In the present study, the hot property predominates among native medicinal plants in comparison with the introduced ones (73 % in SAN and 62 % in SPT). Thus, traditional medicine in both communities presents a higher proportion of cold diseases. Few studies on the ethnobotany of medicinal plants provide information on their hot/cold properties, but those available agree in a higher proportion with a hot property (Hernández-López 1988, Vázquez-Medina et al. 2011, García-Hernández et al. 2015). The therapeutic selection of a plant with hot or cold properties can be determined by the healer’s experience and sensory perception (García-Hernández et al. 2015, Geck et al. 2017). However, studies focusing on this dichotomy and its relationships with phytochemical molecules and pharmacological activities are needed. This dichotomy has been documented for other ethnicities in southern Mexico, namely, Tzotzil (Holland 1963), Purepecha (Foster 1986), Nahua (Álvarez-Heydenreich 1987), Mazatec (Giovannini & Heinrich 2009), Chocholtec (García-Hernández et al. 2015), and Zoque (Geck et al. 2017). These beliefs are also held by Mexican migrants living in the United States (Manderson 1987, Waldstein 2010).

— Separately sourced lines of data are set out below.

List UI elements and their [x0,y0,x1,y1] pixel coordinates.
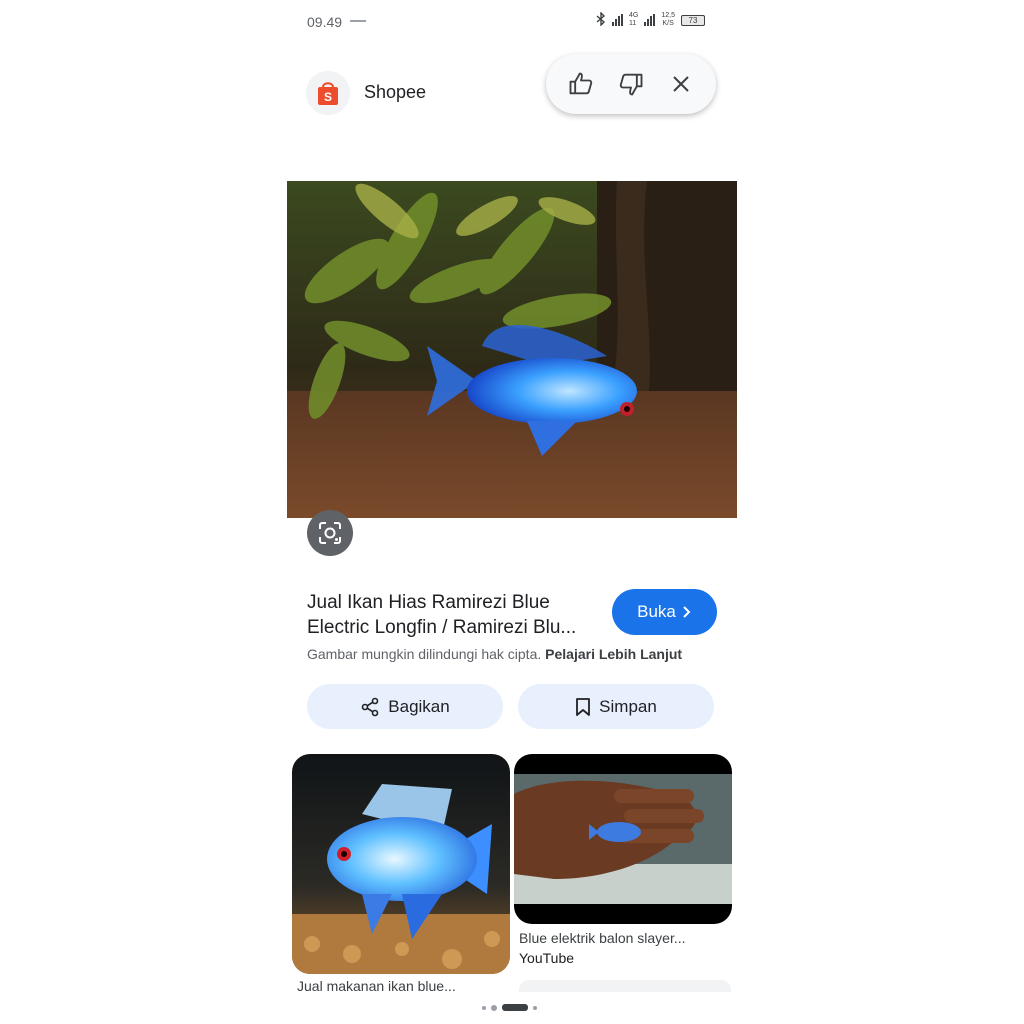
next-card-peek [519,980,731,992]
thumbs-up-icon[interactable] [563,66,599,102]
copyright-notice: Gambar mungkin dilindungi hak cipta. Pel… [307,646,682,662]
related-caption-1[interactable]: Jual makanan ikan blue... [297,978,497,992]
page-indicator [482,1004,537,1011]
learn-more-link[interactable]: Pelajari Lebih Lanjut [545,646,682,662]
result-image[interactable] [287,181,737,518]
bluetooth-icon [596,11,606,28]
result-title-line2: Electric Longfin / Ramirezi Blu... [307,617,577,638]
shopping-bag-icon: S [318,82,338,105]
save-button[interactable]: Simpan [518,684,714,729]
open-button[interactable]: Buka [612,589,717,635]
copyright-text: Gambar mungkin dilindungi hak cipta. [307,646,542,662]
related-site-2: YouTube [519,950,575,966]
svg-text:S: S [324,90,332,104]
lens-icon [319,522,341,544]
google-lens-button[interactable] [307,510,353,556]
bookmark-icon [576,697,591,716]
related-image-1[interactable] [292,754,510,974]
related-caption-2[interactable]: Blue elektrik balon slayer... [519,930,686,946]
source-name[interactable]: Shopee [364,82,426,103]
result-title[interactable]: Jual Ikan Hias Ramirezi Blue Electric Lo… [307,590,597,640]
status-indicator [350,20,366,22]
share-label: Bagikan [388,696,450,716]
thumbs-down-icon[interactable] [613,66,649,102]
result-title-line1: Jual Ikan Hias Ramirezi Blue [307,592,550,613]
feedback-bar [546,54,716,114]
network-speed: 12,5 K/S [661,12,675,27]
signal-icon-2 [644,14,656,26]
network-type: 4G 11 [629,12,639,27]
status-time: 09.49 [307,14,343,30]
open-button-label: Buka [637,602,676,621]
source-logo[interactable]: S [306,71,350,115]
battery-icon: 73 [680,14,705,26]
share-button[interactable]: Bagikan [307,684,503,729]
signal-icon [612,14,623,26]
related-image-2[interactable] [514,754,732,924]
share-icon [361,697,379,716]
status-icons: 4G 11 12,5 K/S 73 [596,11,705,28]
chevron-right-icon [683,606,691,618]
save-label: Simpan [599,696,657,716]
close-icon[interactable] [663,66,699,102]
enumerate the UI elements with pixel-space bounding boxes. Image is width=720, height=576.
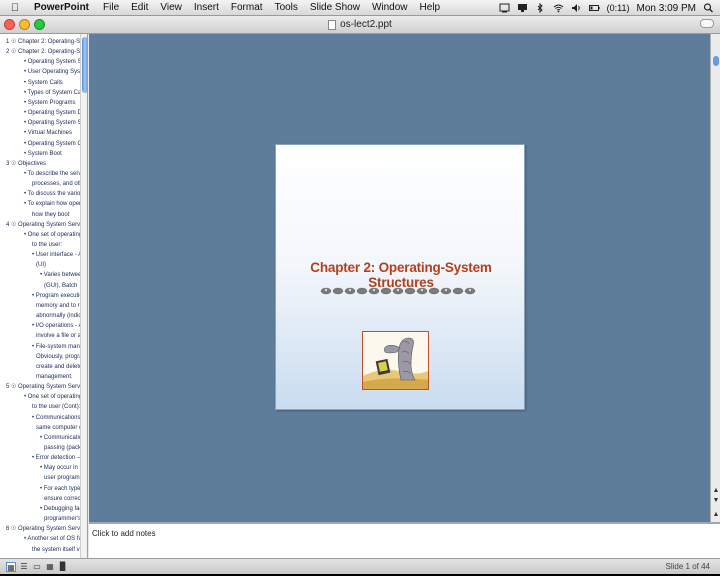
window-title: os-lect2.ppt xyxy=(340,19,392,30)
menu-file[interactable]: File xyxy=(103,2,119,13)
title-bar[interactable]: os-lect2.ppt xyxy=(0,16,720,34)
slide-scrollbar[interactable]: ▲ ▼ ▲ ▼ xyxy=(710,34,720,539)
outline-bullet[interactable]: • Operating System De xyxy=(24,109,87,117)
volume-icon[interactable] xyxy=(571,3,582,13)
notes-pane[interactable]: Click to add notes xyxy=(89,522,720,558)
menu-bar:  PowerPoint File Edit View Insert Forma… xyxy=(0,0,720,16)
slide-title[interactable]: Chapter 2: Operating-System Structures xyxy=(276,260,526,290)
normal-view-icon[interactable]: ▦ xyxy=(6,562,16,572)
menu-format[interactable]: Format xyxy=(231,2,263,13)
outline-slide-heading[interactable]: 1 ☉ Chapter 2: Operating-Sy xyxy=(6,38,86,46)
menu-tools[interactable]: Tools xyxy=(275,2,298,13)
display-icon[interactable] xyxy=(499,3,510,13)
outline-slide-heading[interactable]: 5 ☉ Operating System Servic xyxy=(6,383,86,391)
slide-sorter-view-icon[interactable]: ▦ xyxy=(45,562,55,572)
bluetooth-icon[interactable] xyxy=(535,3,546,13)
menu-extras: (0:11) Mon 3:09 PM xyxy=(499,0,714,16)
outline-bullet[interactable]: • Another set of OS fun xyxy=(24,535,87,543)
outline-bullet[interactable]: • System Calls xyxy=(24,79,87,87)
dinosaur-illustration[interactable] xyxy=(362,331,429,390)
app-menu[interactable]: PowerPoint xyxy=(34,2,89,13)
wifi-icon[interactable] xyxy=(553,3,564,13)
menu-clock[interactable]: Mon 3:09 PM xyxy=(637,3,696,14)
outline-pane[interactable]: the system itself via r • Another set of … xyxy=(0,34,88,558)
outline-view-icon[interactable]: ☰ xyxy=(19,562,29,572)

In summary, SAN and SPT are two communities close to each other, and their inhabitants are members of the same ethnicity (Mixtec), but there are differences between them in the selection of plants for medicinal use. In SAN, the highest proportion of medicinal plants corresponds to native species; the community forest is the socioeconomic system with the highest availability of medicinal plants, and among the most versatile species (those with the highest UV), native species predominate. In contrast, in SPT, similar proportions of native and introduced species are used as medicinal plants, home gardens are the socioecological system with the greatest availability of them and among the most versatile species are plants introduced to the community.